[CentOS] serious problem with torque

Wed May 27 18:01:57 UTC 2015
m.roth at 5-cent.us <m.roth at 5-cent.us>

Valeri Galtsev wrote:
>
> On Wed, May 27, 2015 10:55 am, Zachary Giles wrote:
>> Mark, You might really want to compile torque from source (into an RPM
>> if you'd like) and redistribute that. Every version is a little wonky
>> and those of us that use(d) it often will poke around until we find a
>> version / patch-set that makes us happy and stick with that for a bit.
>> It's not an exact science and newer / higher versions are not always
>> better.
>
> My experience exactly. We used version 2 for quite a while. Never managed
> to upgrade to version 3 (tried a few times, but didn't invest much of
> effort). Then we went directly to version 4. Starting trqauthd was the
> most notable difference. We never use rpms, we just compile torque on
> master and compute nodes. Compilation is always so straightforward, and
> never failed, so we didn't bother to package it...

No. Not going to compile unless there's *no* other way. We've got...five?
six? clusters or systems using torque. We've also got over 170
workstations and servers, most are getting up there, and there's me, the
other admin, and our manager, who's at another Institute most of the time.
Frequently, I feel like a one-armed paperhanger. We almost *never* do
something like that; instead we build our own rpm. And doing that can
range from one package that the folks knew what they were doing, and took
a couple hours, to the horror of bioperl, which, on and off, took
something over a month. *shudder* I haven't had to update that, happily.

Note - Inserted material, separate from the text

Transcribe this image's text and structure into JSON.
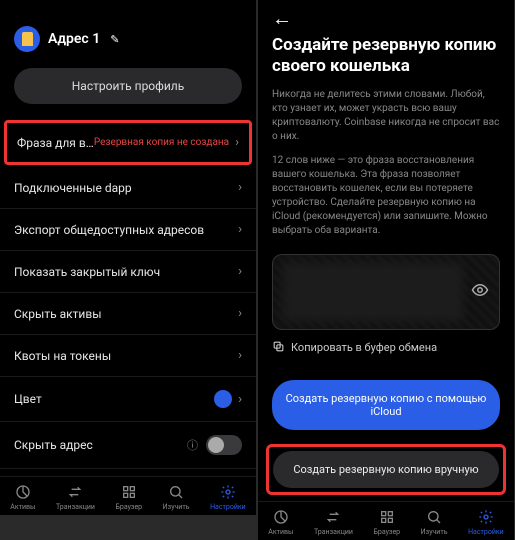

What disturbs me most is going up *two* releases, and all *within* one
version of the o/s. Upstream release an update to the umich package that
jumped a full release or two, and several of our senior researchers were
dead in the water, till we figured out what happened.

That ain't my idea of "enterprise".
>>
>> As for the downgrade comment: Perhaps you can't, but, Torque, when
>> it's down, doesn't really hold any state besides the configuration
>> (queues and such), so you should be able to extract that, completely
>> uninstall torque, and reinstall whatever version you want. If 2.x
>> works for you, grab the latest from source, build it, reinstall and
>> throw the config back in.

My manager managed to downgrade - we've got a local mirror, and there's
backups.
>>
>> Hope this helps a little.
>> -Zach
>> (I don't read often, so I might go AWOL)

Thanks.

      mark